From Bayes' theorem, P(H) = P(H|ht)P(ht) + P(H|lt)P(lt) = 0.6 0.5 + 0.3 0.5 = 0.45. Your expected value if you don't buy the information is then 45 cents on the dollar.
 
I'm interested in the expected value if I buy information. I don't understand how knowing the expected value if I don't buy information helps.
 
Isn't your decision whether to buy the info a function of the expected value without it?

Maybe you can see a way to solve this not knowing the expected value of the uninformed bet. Still, it is a conditional probability question -- as per my previous post.
 
EnumaElish said:
Isn't your decision whether to buy the info a function of the expected value without it?
I don't think so.

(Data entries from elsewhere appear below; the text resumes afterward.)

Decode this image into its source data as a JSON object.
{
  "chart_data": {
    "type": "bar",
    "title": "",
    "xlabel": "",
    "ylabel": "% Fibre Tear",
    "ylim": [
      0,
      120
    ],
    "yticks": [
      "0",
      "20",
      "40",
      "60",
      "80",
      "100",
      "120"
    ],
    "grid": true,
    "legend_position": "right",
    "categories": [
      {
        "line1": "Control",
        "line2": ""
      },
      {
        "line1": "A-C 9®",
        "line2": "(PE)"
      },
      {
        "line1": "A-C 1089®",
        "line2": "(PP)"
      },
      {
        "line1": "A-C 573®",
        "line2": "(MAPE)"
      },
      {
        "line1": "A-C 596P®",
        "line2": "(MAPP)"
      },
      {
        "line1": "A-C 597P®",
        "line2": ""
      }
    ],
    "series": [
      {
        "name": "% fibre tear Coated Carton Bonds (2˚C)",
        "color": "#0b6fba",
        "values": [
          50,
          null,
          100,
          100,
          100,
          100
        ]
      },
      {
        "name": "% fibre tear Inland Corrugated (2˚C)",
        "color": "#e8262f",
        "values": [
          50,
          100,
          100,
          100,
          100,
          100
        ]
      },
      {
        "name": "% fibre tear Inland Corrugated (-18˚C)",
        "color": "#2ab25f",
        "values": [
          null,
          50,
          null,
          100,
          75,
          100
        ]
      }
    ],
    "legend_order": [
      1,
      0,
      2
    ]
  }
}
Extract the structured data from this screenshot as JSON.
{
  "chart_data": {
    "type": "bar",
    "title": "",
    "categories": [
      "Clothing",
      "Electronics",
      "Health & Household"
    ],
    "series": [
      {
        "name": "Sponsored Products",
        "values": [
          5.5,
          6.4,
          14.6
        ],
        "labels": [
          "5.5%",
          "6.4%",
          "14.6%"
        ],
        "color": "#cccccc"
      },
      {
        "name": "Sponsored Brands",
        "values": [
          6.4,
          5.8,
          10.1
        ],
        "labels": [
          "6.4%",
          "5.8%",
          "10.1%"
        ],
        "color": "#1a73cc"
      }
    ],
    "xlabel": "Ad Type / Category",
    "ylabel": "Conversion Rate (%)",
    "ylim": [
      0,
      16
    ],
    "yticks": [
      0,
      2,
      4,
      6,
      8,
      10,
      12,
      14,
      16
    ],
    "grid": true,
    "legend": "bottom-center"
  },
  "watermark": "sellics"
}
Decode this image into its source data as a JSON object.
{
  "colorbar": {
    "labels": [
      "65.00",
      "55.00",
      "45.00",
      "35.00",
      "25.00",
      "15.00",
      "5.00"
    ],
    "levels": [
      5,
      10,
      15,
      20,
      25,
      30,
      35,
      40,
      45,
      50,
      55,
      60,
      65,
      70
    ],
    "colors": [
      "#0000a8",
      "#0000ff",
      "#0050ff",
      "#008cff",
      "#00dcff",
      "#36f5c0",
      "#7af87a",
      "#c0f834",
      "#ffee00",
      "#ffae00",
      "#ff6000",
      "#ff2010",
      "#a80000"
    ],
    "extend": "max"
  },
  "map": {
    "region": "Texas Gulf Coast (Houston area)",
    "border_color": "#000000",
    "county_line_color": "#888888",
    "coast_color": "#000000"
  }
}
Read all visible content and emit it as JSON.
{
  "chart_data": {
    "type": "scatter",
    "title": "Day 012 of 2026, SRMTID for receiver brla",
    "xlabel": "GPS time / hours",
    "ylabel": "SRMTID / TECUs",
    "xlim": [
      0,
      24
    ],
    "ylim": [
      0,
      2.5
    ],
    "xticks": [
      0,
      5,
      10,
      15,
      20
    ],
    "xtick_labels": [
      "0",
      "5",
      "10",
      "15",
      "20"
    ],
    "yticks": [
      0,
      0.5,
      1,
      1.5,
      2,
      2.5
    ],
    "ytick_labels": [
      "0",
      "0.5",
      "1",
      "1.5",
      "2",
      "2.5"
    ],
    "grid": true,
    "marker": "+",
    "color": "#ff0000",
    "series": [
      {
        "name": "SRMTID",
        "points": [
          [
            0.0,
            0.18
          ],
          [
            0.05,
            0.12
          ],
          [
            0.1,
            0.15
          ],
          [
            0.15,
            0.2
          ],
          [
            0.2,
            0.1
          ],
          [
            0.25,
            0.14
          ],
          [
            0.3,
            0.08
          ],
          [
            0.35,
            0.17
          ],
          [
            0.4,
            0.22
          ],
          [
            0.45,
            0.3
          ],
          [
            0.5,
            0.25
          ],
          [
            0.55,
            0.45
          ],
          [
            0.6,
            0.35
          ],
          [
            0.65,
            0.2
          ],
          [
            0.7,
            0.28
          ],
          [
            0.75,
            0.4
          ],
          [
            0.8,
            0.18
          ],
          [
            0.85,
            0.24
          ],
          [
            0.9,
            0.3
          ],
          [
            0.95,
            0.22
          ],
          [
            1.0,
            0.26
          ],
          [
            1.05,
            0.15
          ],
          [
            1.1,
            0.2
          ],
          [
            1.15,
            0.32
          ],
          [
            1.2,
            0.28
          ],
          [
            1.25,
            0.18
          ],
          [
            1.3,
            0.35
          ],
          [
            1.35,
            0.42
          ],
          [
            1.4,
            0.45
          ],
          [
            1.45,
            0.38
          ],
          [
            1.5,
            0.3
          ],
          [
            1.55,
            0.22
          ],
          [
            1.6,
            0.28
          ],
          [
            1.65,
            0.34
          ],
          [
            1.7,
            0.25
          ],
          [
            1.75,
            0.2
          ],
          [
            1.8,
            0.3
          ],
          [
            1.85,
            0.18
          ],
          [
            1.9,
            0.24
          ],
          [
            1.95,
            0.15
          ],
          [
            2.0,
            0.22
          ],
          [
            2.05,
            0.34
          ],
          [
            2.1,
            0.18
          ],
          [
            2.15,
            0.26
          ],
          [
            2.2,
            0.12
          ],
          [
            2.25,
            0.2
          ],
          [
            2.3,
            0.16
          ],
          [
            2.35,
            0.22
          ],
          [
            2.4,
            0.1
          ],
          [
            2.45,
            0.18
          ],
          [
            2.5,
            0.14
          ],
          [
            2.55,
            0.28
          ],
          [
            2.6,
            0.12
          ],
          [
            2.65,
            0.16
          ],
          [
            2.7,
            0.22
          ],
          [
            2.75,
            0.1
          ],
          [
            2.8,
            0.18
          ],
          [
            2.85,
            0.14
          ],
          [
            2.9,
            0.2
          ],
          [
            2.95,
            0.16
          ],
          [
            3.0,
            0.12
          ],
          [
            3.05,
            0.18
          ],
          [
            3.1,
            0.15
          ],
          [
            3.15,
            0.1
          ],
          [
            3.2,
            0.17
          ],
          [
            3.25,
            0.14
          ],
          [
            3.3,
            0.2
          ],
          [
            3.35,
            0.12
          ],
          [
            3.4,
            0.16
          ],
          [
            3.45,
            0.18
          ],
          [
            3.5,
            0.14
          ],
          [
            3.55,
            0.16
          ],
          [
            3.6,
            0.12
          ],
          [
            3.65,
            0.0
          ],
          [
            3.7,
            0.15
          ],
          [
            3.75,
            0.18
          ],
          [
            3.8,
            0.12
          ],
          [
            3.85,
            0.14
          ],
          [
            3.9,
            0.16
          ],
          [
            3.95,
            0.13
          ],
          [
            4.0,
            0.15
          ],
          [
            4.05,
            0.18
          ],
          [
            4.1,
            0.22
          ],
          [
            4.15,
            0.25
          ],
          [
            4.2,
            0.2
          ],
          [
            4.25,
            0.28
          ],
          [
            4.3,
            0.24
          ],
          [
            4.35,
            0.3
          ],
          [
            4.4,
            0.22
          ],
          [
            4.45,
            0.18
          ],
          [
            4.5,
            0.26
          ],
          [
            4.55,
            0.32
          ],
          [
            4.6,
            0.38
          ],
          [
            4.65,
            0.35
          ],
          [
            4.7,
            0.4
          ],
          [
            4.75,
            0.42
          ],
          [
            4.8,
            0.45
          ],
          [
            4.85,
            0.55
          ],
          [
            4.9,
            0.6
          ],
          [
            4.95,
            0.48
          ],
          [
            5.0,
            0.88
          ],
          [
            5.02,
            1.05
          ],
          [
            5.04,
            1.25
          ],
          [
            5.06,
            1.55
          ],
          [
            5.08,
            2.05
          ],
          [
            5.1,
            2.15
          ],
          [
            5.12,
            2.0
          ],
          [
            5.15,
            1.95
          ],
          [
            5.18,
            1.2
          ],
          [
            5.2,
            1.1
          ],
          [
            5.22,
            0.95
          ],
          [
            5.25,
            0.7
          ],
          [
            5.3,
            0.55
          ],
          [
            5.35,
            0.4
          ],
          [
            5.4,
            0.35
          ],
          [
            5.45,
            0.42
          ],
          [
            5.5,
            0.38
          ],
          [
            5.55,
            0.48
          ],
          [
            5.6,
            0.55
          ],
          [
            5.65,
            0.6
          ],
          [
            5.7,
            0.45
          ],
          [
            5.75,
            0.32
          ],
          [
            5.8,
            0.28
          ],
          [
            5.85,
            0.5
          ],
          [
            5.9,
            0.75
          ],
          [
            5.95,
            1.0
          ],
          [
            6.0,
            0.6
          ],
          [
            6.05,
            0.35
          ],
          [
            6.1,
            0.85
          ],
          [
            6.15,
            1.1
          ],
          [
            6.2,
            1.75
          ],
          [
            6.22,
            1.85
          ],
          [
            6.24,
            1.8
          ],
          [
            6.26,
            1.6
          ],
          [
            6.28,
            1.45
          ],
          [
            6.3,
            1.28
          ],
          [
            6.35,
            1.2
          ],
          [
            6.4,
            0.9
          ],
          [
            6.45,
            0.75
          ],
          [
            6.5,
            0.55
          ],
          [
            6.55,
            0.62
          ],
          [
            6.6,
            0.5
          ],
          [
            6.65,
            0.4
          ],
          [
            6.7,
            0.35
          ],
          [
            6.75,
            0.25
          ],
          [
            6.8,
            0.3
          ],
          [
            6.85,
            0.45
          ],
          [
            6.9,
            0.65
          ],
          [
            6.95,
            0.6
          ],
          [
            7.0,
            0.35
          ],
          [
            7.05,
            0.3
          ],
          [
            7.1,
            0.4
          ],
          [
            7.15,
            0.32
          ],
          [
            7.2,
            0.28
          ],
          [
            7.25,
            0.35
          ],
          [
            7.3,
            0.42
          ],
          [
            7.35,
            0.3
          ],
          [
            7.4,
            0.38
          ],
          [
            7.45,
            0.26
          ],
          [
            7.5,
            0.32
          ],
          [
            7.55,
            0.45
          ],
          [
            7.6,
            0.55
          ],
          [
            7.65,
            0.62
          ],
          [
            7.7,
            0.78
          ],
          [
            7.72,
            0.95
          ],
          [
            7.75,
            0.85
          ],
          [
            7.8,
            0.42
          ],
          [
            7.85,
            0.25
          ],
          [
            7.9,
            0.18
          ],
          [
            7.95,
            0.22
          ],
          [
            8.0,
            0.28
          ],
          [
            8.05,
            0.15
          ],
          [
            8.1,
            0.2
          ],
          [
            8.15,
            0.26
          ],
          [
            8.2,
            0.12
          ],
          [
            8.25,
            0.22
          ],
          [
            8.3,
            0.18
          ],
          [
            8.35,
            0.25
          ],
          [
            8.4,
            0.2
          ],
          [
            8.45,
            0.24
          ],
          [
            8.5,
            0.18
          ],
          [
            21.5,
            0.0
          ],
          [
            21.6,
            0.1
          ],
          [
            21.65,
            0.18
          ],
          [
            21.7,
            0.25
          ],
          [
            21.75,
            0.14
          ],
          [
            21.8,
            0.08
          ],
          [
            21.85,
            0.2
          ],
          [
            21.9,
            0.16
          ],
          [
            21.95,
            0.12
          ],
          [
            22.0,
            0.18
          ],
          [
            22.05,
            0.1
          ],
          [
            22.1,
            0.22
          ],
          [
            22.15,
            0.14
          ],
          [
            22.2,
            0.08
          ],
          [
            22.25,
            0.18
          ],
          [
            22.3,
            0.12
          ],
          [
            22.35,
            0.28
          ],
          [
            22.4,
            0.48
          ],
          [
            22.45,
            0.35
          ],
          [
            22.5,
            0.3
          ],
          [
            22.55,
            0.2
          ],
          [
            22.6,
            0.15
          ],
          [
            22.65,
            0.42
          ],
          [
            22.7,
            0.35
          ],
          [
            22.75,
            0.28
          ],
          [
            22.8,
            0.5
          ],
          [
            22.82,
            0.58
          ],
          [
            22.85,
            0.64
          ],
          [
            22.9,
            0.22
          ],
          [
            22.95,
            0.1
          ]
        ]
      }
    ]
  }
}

I'm asked for the expected value of the payoff given that I have the info. (which means I bought it). There is no decision to be made. The last question in the problem statement does suggest that my decision to buy the info. should be a function of c, the cost of the info.

Maybe you can see a way to solve this not knowing the expected value of the uninformed bet. Still, it is a conditional probability question -- as per my previous post.

In your previous post, you calculated the probability of heads and that I win the bet, without the info. I don't know exactly where I would apply this information.

Perhaps you can enlighten me by telling me if p(y) is correct in my first post.
 
I decided to have a look at the solution to the problem. The solution is quoted below with my comments and questions in red.

If you wager x on a bet that wins the amount wagered with probability p and loses that amount with probability 1 - p, then your expected winnings are xp - x(1 - p) = (2p - 1)x, which is positive (and increasing in x) if and only if p > 1/2. Thus, if p <= 1/2 one maximizes one's expected return by wagering 0, and if p > 1/2 one maximizes one's expected return by wagering the maximal possible bet.

Thus, if the information is that the .6 coin was chosen then you should bet 10, and if the information is that the .3 coin was chosen, then you should bet 0. Hence, your expected payoff is 1/2(2 * .6 - 1)10 + 1/2(0) - c = 1 - c.

I would actually call this the expected value of your expected winnings. But why is the c subtracted here? Shouldn't it be 1/2(2 * .6 - 1)(10 - c) + 1/2(0 - c) = 1 - 3/5c?

Since your expected payoff is 0 without the information (because in this case, the probability of winning is 0.45 < 1/2) it follows that if the information costs less than 1 then it pays to purchase it.